One man’s 18-month battle with Ryanair over compensation for a flight delay may have ended in success, but his struggle for a payout underlines how regulators are failing thousands of air passengers with valid claims.
Martin Wragg was finally awarded around €1,700 (£1,400) this month after his family faced a delay of three hours and 20 minutes on their return from San Javier, Spain, in October 2012. “It was a complete nightmare being transferred from one airport to the other to catch the re-routed service, especially with two tired children in the middle of the night,” he says.
When Ryanair rejected his claim Wragg took his case to the Civil Aviation Authority (CAA), which travellers can turn to if their complaint to an airline is turned down. “It passed this on to the Spanish regulator, Aesa, which ruled in my favour,” he says. However, he still didn’t receive a penny, as these regulators have no legal powers to force airlines to pay.
Ryanair stuck to its defence that “extraordinary circumstances” meant it could deny the claim. Typically, this involves extreme weather, industrial action or civil unrest.
“Ryanair claimed that they had asked the authorities at Murcia airport to keep the airport open beyond its nightly curfew so they could land a delayed plane to be used for my flight,” says Wragg. “It said that these requests were often granted and because in this case it was not, the delay wasn’t their fault.”

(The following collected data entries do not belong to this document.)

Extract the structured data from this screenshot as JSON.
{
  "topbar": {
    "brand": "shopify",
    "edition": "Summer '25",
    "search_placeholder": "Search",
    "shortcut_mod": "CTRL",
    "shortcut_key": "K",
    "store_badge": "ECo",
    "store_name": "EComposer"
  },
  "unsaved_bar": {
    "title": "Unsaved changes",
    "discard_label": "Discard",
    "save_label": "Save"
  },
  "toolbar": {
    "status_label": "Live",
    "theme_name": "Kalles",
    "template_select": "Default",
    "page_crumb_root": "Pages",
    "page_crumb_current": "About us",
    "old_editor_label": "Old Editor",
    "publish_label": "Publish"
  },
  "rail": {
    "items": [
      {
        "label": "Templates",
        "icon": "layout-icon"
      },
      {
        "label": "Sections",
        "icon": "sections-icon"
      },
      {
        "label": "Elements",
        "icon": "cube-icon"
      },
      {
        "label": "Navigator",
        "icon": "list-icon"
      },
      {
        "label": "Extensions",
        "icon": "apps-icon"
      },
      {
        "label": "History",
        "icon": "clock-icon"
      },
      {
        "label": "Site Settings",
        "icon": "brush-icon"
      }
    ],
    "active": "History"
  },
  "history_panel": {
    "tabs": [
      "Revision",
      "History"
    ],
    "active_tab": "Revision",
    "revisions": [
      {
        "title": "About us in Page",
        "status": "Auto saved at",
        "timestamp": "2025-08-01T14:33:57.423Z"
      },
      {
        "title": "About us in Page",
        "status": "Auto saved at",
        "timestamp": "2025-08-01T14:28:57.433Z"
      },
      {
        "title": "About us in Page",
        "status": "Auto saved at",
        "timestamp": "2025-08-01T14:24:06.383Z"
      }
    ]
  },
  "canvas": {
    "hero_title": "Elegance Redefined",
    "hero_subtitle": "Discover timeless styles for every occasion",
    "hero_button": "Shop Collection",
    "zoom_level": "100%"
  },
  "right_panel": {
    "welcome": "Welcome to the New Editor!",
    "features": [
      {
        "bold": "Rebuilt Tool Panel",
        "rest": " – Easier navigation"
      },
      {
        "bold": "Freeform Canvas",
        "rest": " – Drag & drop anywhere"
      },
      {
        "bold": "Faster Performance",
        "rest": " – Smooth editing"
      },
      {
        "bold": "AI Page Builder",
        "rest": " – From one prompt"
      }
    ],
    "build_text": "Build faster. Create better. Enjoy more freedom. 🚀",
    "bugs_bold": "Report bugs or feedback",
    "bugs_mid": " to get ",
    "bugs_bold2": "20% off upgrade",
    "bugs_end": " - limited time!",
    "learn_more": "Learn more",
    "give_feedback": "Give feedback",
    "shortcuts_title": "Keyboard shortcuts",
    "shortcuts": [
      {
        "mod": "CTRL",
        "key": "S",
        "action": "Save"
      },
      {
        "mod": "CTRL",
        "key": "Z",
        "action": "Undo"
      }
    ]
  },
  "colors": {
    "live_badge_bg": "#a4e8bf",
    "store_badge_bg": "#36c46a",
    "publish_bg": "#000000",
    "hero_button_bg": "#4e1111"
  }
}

Ryanair was asked to prove that the curfew existed, and that such requests to extend it were frequently granted, but it did neither. It refused to comment, saying it has a policy of not doing so on individual passenger claims.
Wragg is one of tens of thousands of passengers tackling intransigent airlines. Latest figures given to the Observer by the CAA show that complaints about flight delays have almost quadrupled over the past year. It received 23,440 claims for compensation in the 12 months to March 2014, up from 6,028 in the previous year. It finds in favour of around 40% of cases.

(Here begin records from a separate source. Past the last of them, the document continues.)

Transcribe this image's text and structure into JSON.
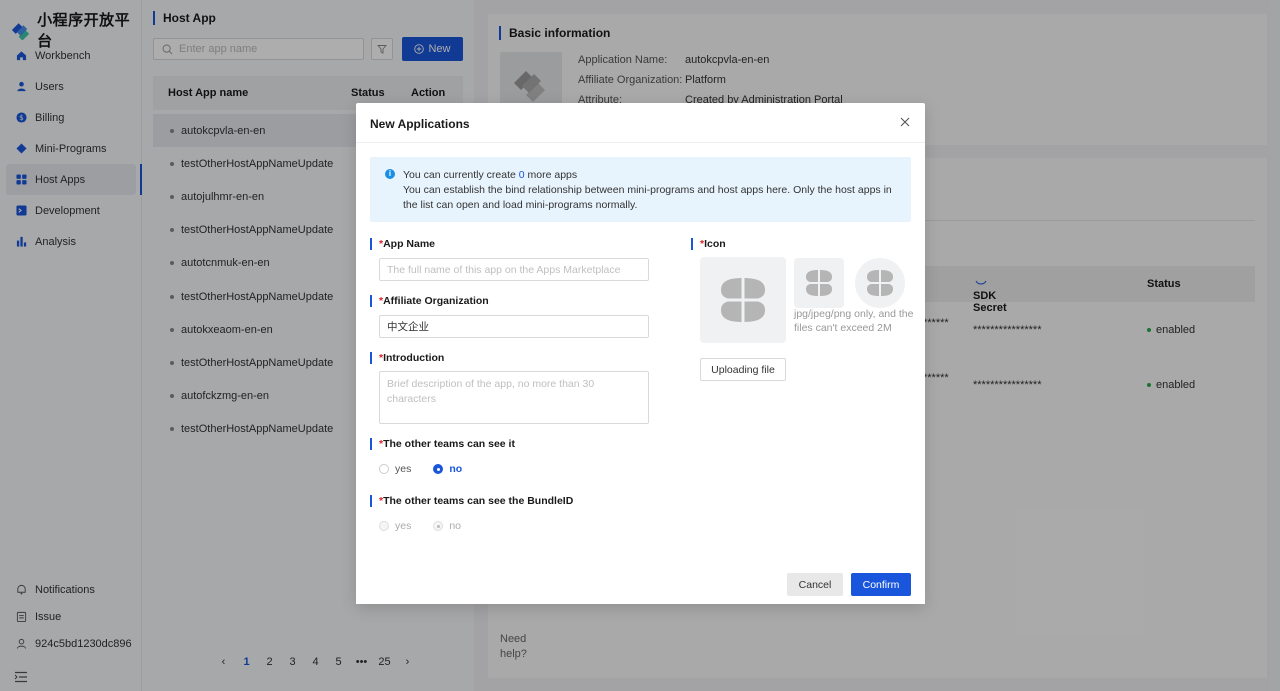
{
  "brand": {
    "name": "小程序开放平台",
    "accent": "#1a56db"
  },
  "sidebar": {
    "items": [
      {
        "label": "Workbench",
        "icon": "home-icon"
      },
      {
        "label": "Users",
        "icon": "user-icon"
      },
      {
        "label": "Billing",
        "icon": "billing-icon"
      },
      {
        "label": "Mini-Programs",
        "icon": "diamond-icon"
      },
      {
        "label": "Host Apps",
        "icon": "grid-icon",
        "active": true
      },
      {
        "label": "Development",
        "icon": "terminal-icon"
      },
      {
        "label": "Analysis",
        "icon": "bar-chart-icon"
      }
    ],
    "bottom": [
      {
        "label": "Notifications",
        "icon": "bell-icon"
      },
      {
        "label": "Issue",
        "icon": "clipboard-icon"
      },
      {
        "label": "924c5bd1230dc896",
        "icon": "person-icon"
      }
    ]
  },
  "list": {
    "title": "Host App",
    "search_placeholder": "Enter app name",
    "new_label": "New",
    "columns": {
      "name": "Host App name",
      "status": "Status",
      "action": "Action"
    },
    "rows": [
      "autokcpvla-en-en",
      "testOtherHostAppNameUpdate",
      "autojulhmr-en-en",
      "testOtherHostAppNameUpdate",
      "autotcnmuk-en-en",
      "testOtherHostAppNameUpdate",
      "autokxeaom-en-en",
      "testOtherHostAppNameUpdate",
      "autofckzmg-en-en",
      "testOtherHostAppNameUpdate"
    ],
    "pager": [
      "1",
      "2",
      "3",
      "4",
      "5",
      "•••",
      "25"
    ]
  },
  "detail": {
    "title": "Basic information",
    "fields": [
      {
        "key": "Application Name:",
        "value": "autokcpvla-en-en"
      },
      {
        "key": "Affiliate Organization:",
        "value": "Platform"
      },
      {
        "key": "Attribute:",
        "value": "Created by Administration Portal"
      }
    ],
    "sdk_columns": {
      "secret": "SDK Secret",
      "status": "Status"
    },
    "sdk_rows": [
      {
        "key_tail": "******",
        "secret": "****************",
        "status": "enabled"
      },
      {
        "key_tail": "******",
        "secret": "****************",
        "status": "enabled"
      }
    ],
    "need_help": "Need help?"
  },
  "modal": {
    "title": "New Applications",
    "info_prefix": "You can currently create ",
    "info_count": "0",
    "info_suffix": " more apps",
    "info_line2": "You can establish the bind relationship between mini-programs and host apps here. Only the host apps in the list can open and load mini-programs normally.",
    "required_mark": "*",
    "app_name_label": "App Name",
    "app_name_placeholder": "The full name of this app on the Apps Marketplace",
    "org_label": "Affiliate Organization",
    "org_value": "中文企业",
    "intro_label": "Introduction",
    "intro_placeholder": "Brief description of the app, no more than 30 characters",
    "visible_label": "The other teams can see it",
    "bundle_label": "The other teams can see the BundleID",
    "yes": "yes",
    "no": "no",
    "icon_label": "Icon",
    "icon_hint": "jpg/jpeg/png only, and the files can't exceed 2M",
    "upload_label": "Uploading file",
    "cancel_label": "Cancel",
    "confirm_label": "Confirm"
  }
}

The soaring number of passengers filing claims follows clarification of European Union rules in October 2012. The EU’s Court of Justice passed a judgment that air passengers who arrive more than three hours late at their destination are due compensation of up to €600 (£494) plus expenses, per person.
You are only entitled to compensation if the delay was as a result of something within the airline’s control. So failing to have the aircraft in place, staffing problems and under-booking count, but poor weather or political unrest do not.
The table (left) shows how much you can claim for various flight distances and length of delay, but the delay threshold could change next summer as a proposal by the European parliament suggests increasing this to five, seven or even 12 hours. The law for flight delay compensation applies to any flight leaving an EU airport and any flight into Europe on an EU-based airline.
However, as Wragg’s case illustrates, taking a case to the regulator is not necessarily the end of the story, because airlines can refuse to pay. Ryanair continued to dig its heels in, despite Wragg finally going to the small claims court – where his claim was upheld.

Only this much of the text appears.